Geesthacht. Die Nikolausfahrt mit der Museumseisenbahn ist bei Familien beliebt. Für den Lokführer ist sie eine besondere Entschleunigung.
Wer braucht schon Schnee, wenn er ordentlich Dampf machen kann. „Karoline“ ist am Gleis in Geesthacht angekommen und zaubert weiße Wolken. Aufgeregt wuseln kleine und große Fahrgäste um die Lok herum. Bis zur Rückfahrt nach Bergedorf-Süd bleibt für alle genügend Zeit, um den Zug zu inspizieren.
Zwei historische Waggons haben sich die Organisatoren der Arbeitsgemeinschaft Geesthachter Eisenbahn e.V. in diesem Jahr von den Kollegen aus Lübeck ausgeliehen. Um alle Fahrgäste unterzubringen, gibt es zusätzlichen Platz in einem Waggon mit Abteilen der ersten und zweiten Klasse und im großzügig möblierten Speisewagen „Hansetreff“. Es grüßt der Charme der fünfziger Jahre!
Historische Dampflok „Karoline“ bringt den Weihnachtsmann
Die Adventsfahrten mit der Museumseisenbahn sind ein beliebtes und erschwingliches Familien-Event. Schon bei der ersten morgendlichen Abfahrt in Bergedorf-Süd ist der Andrang groß. Der Herr an der improvisierten Fahrkartenausgabe lässt sich davon nicht beirren. Akribisch locht er braune Pappkärtchen. Wer die noch aus der Kindheit kennt, dem wird es jetzt schon warm ums Herz.
Anders ergeht es manch jüngerem Gast: Der Nikolaus ist noch in weiter Ferne, da jagt die pfeifende, dampfende „Karoline“ den kleinen Besuchern am Gleis ordentlich Respekt ein. Besser sitzt man bei ihrer Ankunft auf dem Arm eines Großen. Kinder unter vier Jahren fahren bei frei, das Ticket für Erwachsene kostet einfach 5 Euro.
Rund 20 Mitglieder der Arbeitsgemeinschaft organisieren den Ablauf
Und dann geht´s los. Einige suchen noch nach einer Sitzgelegenheit, andere stehen sowieso lieber am Fenster. Wie viele Fahrgäste sind wir denn nun? „Keine Ahnung. Das ist hier wie bei der echten Bahn“, grinst Zugbegleiter Hendrik. Er und Kollege Felix strahlen aus jedem Knopfloch. Auch ohne genaue Zahlen wissen sie, dass Dampflok „Karoline“ in den letzten Jahren Fahrgast-Rekorde eingefahren hat. „An den Adventstagen fahren wir mehr Gäste denn je“, sagt Hendrik.

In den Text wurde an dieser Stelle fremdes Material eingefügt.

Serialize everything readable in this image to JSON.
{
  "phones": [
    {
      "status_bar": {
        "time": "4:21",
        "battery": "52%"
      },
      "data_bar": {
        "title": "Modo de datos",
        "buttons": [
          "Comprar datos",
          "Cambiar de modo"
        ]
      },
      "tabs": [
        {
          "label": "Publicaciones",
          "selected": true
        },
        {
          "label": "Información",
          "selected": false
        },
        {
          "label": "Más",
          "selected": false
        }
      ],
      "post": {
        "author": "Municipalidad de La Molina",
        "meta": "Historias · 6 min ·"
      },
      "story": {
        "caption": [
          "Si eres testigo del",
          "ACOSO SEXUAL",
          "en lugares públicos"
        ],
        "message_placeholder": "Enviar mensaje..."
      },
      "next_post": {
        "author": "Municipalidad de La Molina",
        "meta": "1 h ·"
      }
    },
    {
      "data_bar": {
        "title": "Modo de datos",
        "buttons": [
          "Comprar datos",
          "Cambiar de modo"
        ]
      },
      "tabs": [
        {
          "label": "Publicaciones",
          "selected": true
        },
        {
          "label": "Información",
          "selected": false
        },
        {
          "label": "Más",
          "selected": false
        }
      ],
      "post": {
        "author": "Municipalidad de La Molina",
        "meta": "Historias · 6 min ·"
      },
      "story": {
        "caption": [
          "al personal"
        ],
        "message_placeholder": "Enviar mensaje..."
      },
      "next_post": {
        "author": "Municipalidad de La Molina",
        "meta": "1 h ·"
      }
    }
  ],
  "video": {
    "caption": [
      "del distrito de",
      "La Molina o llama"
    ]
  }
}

Seit zwölf Jahren engagiert er sich im Verein. Im eigentlichen Beruf Jurist und Werkstoffwissenschaftler, genießen Hendrik und Felix jede Fahrt. Rund 20 Vereinsmitglieder organisieren den reibungslosen Ablauf. Zugbegleiterin Franziska ist schon von klein auf dabei. Auch in der fahrtfreien Zeit kümmert sie sich mit ihren Kollegen Christian und Johannes um die Aufarbeitung und Pflege der Waggons. Mit Anfang zwanzig zu den jüngeren Lok-Liebhabern zählend, werben die drei für ihr Engagement: „Wir können jede helfende Hand gebrauchen.“
Nikolaus und Helfer durchstiefeln jedes Abteil des historischen Zugs
Im Advent spielen die Helferinnen und Helfer in historischer Eisenbahner-Uniform aber nur Nebenrollen. Stargast ist der Mann im roten Mantel. Zum zweiten Mal gibt Andreas Bruhns in diesem Jahr den Nikolaus. Mit Weihnachtself Frederic und Engel Helen an seiner Seite durchstiefelt er jedes Abteil. Tamme, Mattis und Benno sind zu dritt. Da lässt es sich leicht singen und Gedicht aufsagen. Manch anderen Fahrgast ergreift jetzt die Panik. Ein kleines Präsent aus dem Geschenkesack bekommen alle, wenn nicht vom Nikolaus persönlich, dann von einem seiner Helfer.
Mit einem lauten „Ho-ho-ho“ sind die Drei auch schon im nächsten Abteil. Im Speisewagen sitzt Familie Walpuski am runden Tisch. Ob sie das ganze Jahr über schön artig waren, werden die beiden Jungs nach alter Nikolaus-Tradition gefragt. Papa, der es besser weiß, nimmt‘s gelassen. „Kann ja nicht schaden, mal direkt zu fragen“.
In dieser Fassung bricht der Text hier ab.